Na terça-feira (11), o diretor-presidente da Agência Nacional de Vigilância Sanitária (Anvisa), Antônio Barra Torres, confirmou aos membros da comissão que o Palácio do Planalto sediou uma reunião para discutir uma mudança na bula da cloroquina, no intuito de incluir a recomendação de seu uso a pacientes com covid-19. O medicamento, utilizado no tratamento da malária, não possui eficácia comprovada cientificamente contra a covid-19. Seu uso fora da prescrição original, inclusive, pode piorar a condição de saúde dos pacientes. Entretanto, Bolsonaro e seguidores mais fervorosos, em inúmeras oportunidades, estimularam publicamente o uso da cloroquina como tratamento ao coronavírus.
Na avaliação do presidente do Conselho Distrital de Saúde Indígena do DSEI Xavante, Clarencio Tesuwate, não há dúvidas de que o governo federal, na figura do presidente Bolsonaro, não só agiu com “displicência” em relação à covid-19, como também boicotou a vacina.
Somente após as primeiras mortes é que o povo Xavante passou a adotar mais cuidados, como restrições à ida às cidades, barreiras sanitárias, uso de máscaras e álcool em gel. A situação, ressalta Clarencio, foi agravada pela postura negacionista assimilada por boa parte da população, influenciada pela circulação de notícias falsas sobre a eficácia da vacina e por posicionamentos do presidente Bolsonaro – que chegou a debochar da pandemia em rede nacional, classificando-a de “gripezinha” e “resfriadinho”.

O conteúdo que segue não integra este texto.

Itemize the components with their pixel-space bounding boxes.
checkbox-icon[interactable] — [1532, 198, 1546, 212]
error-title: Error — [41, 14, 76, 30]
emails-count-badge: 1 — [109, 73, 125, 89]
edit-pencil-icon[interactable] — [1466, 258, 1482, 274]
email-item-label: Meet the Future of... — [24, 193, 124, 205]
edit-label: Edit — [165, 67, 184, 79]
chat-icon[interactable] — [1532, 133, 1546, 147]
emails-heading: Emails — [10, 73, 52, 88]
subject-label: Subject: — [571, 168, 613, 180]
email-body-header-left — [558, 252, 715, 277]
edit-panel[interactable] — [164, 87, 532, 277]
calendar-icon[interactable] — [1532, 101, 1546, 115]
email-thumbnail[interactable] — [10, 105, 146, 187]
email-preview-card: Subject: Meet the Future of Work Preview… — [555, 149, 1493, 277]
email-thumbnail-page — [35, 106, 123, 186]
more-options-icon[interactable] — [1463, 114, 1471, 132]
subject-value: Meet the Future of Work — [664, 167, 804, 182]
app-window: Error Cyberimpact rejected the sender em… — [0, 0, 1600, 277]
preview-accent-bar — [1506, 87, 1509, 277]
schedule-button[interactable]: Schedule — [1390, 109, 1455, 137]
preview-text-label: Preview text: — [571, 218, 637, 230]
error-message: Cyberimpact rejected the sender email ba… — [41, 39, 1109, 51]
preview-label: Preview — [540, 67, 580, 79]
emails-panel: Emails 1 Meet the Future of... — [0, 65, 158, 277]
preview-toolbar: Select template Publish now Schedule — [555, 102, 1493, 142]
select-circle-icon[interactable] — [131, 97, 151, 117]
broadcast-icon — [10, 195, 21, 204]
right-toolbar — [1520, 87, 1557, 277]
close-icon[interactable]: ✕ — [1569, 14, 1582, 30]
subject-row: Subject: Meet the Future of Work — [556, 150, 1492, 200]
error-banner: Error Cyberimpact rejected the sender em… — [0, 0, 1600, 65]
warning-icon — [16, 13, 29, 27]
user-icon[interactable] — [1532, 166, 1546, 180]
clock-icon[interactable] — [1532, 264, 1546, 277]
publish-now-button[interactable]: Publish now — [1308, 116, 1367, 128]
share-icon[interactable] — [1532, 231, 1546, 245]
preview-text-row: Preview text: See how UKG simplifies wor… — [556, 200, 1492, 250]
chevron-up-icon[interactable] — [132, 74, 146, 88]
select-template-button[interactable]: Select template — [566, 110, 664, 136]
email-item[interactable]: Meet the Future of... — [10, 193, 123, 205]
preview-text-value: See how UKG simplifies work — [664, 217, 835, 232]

“Muita gente do nosso povo dizia que não ia ser cobaia e repudiava a vacina, pois o presidente dizia que a vacinação não era obrigatória e que não se responsabilizaria pelos efeitos colaterais. Foi muito difícil”, disse.
Para lidar com a situação, muito diálogo. A participação de indigenistas, equipes de saúde do DSEI Xavante, lideranças indígenas e da sociedade civil, além de instituições como o Ministério Público Federal, têm sido importantes apoios no processo, destaca o líder Xavante. “Aos poucos, sairemos todos dessa, ainda mais fortes”, diz.